Nothing illuminates Hitler’s continuing rancor toward the officer corps more than his appointment on July 20, 1944, of its most deadly rival, Heinrich Himmler, as the new commander of the reserve army, a well-calculated gesture of contempt. Himmler immediately set about reorganizing the German army into a National Socialist “peo­ple’s army.” He banned all references to the theory that the state rested on twin pillars, the Nazi Party and the army, a theory in which Blomberg and Reichenau had placed great stock. The German people did not consist of pillars, Himmler explained, and the army merely “carried out the functions of the party.” The army had been thor­oughly degraded, yet more was to come.16 By the end of the war, the Waffen-SS had mushroomed to over seventeen divisions.

Another reason for the unwillingness of many officers to engage in any sort of resistance was their profound aversion to revolt against the state. That feeling was greatly reinforced by fear for the soldiers un­der them, who were already being badly beaten at the fronts and whose ability to defend themselves might well be further weakened by a coup. There is no question that many officers were tormented by the pressures placed on them and by concerns about justifying their actions. In this, they had much in common with the conspirators. As can be seen in the example of Tresckow, even officers who were absolutely determined to stage a coup were troubled by the fact that everything they were contemplating would inevitably be seen by their troops as dereliction of duty, as irresponsible arrogance, and, worst, as capable of triggering a civil war.

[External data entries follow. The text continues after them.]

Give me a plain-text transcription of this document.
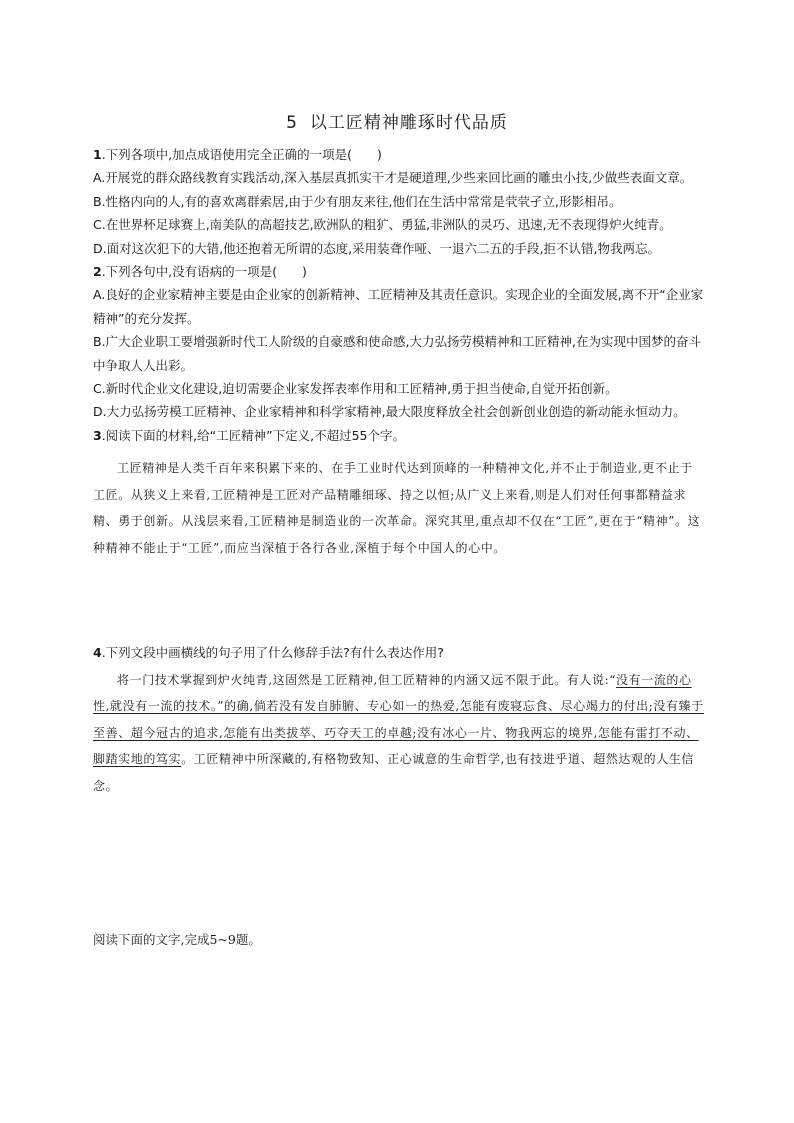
5 以工匠精神雕琢时代品质

1.下列各项中,加点成语使用完全正确的一项是(　　)

A.开展党的群众路线教育实践活动,深入基层真抓实干才是硬道理,少些来回比画的雕虫小技,少做些表面文章。

B.性格内向的人,有的喜欢离群索居,由于少有朋友来往,他们在生活中常常是茕茕孑立,形影相吊。

C.在世界杯足球赛上,南美队的高超技艺,欧洲队的粗犷、勇猛,非洲队的灵巧、迅速,无不表现得炉火纯青。

D.面对这次犯下的大错,他还抱着无所谓的态度,采用装聋作哑、一退六二五的手段,拒不认错,物我两忘。

2.下列各句中,没有语病的一项是(　　)

A.良好的企业家精神主要是由企业家的创新精神、工匠精神及其责任意识。实现企业的全面发展,离不开“企业家精神”的充分发挥。

B.广大企业职工要增强新时代工人阶级的自豪感和使命感,大力弘扬劳模精神和工匠精神,在为实现中国梦的奋斗中争取人人出彩。

C.新时代企业文化建设,迫切需要企业家发挥表率作用和工匠精神,勇于担当使命,自觉开拓创新。

D.大力弘扬劳模工匠精神、企业家精神和科学家精神,最大限度释放全社会创新创业创造的新动能永恒动力。

3.阅读下面的材料,给“工匠精神”下定义,不超过55个字。

工匠精神是人类千百年来积累下来的、在手工业时代达到顶峰的一种精神文化,并不止于制造业,更不止于工匠。从狭义上来看,工匠精神是工匠对产品精雕细琢、持之以恒;从广义上来看,则是人们对任何事都精益求精、勇于创新。从浅层来看,工匠精神是制造业的一次革命。深究其里,重点却不仅在“工匠”,更在于“精神”。这种精神不能止于“工匠”,而应当深植于各行各业,深植于每个中国人的心中。

4.下列文段中画横线的句子用了什么修辞手法?有什么表达作用?

将一门技术掌握到炉火纯青,这固然是工匠精神,但工匠精神的内涵又远不限于此。有人说:“没有一流的心性,就没有一流的技术。”的确,倘若没有发自肺腑、专心如一的热爱,怎能有废寝忘食、尽心竭力的付出;没有臻于至善、超今冠古的追求,怎能有出类拔萃、巧夺天工的卓越;没有冰心一片、物我两忘的境界,怎能有雷打不动、脚踏实地的笃实。工匠精神中所深藏的,有格物致知、正心诚意的生命哲学,也有技进乎道、超然达观的人生信念。

阅读下面的文字,完成5~9题。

Scarcely less inhibiting, even to many of the conspirators themselves, was the idea of murdering the head of state. One could point, as Stauffenberg did, to the immense number of fatalities incurred every day in Hitler’s war and to his slaughter of entire populations. Psychologically, however, there is a great difference between the murder of one person and the killing of many, a difference difficult to comprehend and perhaps essentially symbolic in nature.17 Virtually none of the plotters was able to overcome these inhibitions, and in all likelihood not even Stauffenberg was prepared to dispatch Hitler “as if he were a mad dog,” as Gersdorff put it. The indecision over what to do with Hitler that marked the conspiracy of September 1938 and was even more acutely evident in November 1939 reflects the scruples the conspirators had to overcome.

The same problem plagued the planning for July 20, influencing events in almost imperceptible ways. The conspirators’ euphemistic reference to the murder of Hitler as the “initial spark” tended to minimize the importance of the act, making it seem a mere prelude when in fact it was the key event. Perhaps that is why the conspirators devoted much less time and attention to planning the action at the Wolf’s Lair than to the deception and surprise attacks of Operation Valkyrie. Not every detail of the assassination attempt could be fore­seen, of course, but even so at noon on July 20, 1944 Stauffenberg found himself forced to make many more hasty last-minute decisions than were really necessary. The questions that continually puzzle ob­servers-Why didn’t Haeften arm the bomb? Why wasn’t Stauf­fenberg adequately informed about the reduced power the bombs would have in a wooden hut? Why was the second bomb left unused and simply thrown out of the car on the way to the airfield?-are best answered with reference to the unconscious aversion to the murder of a head of state.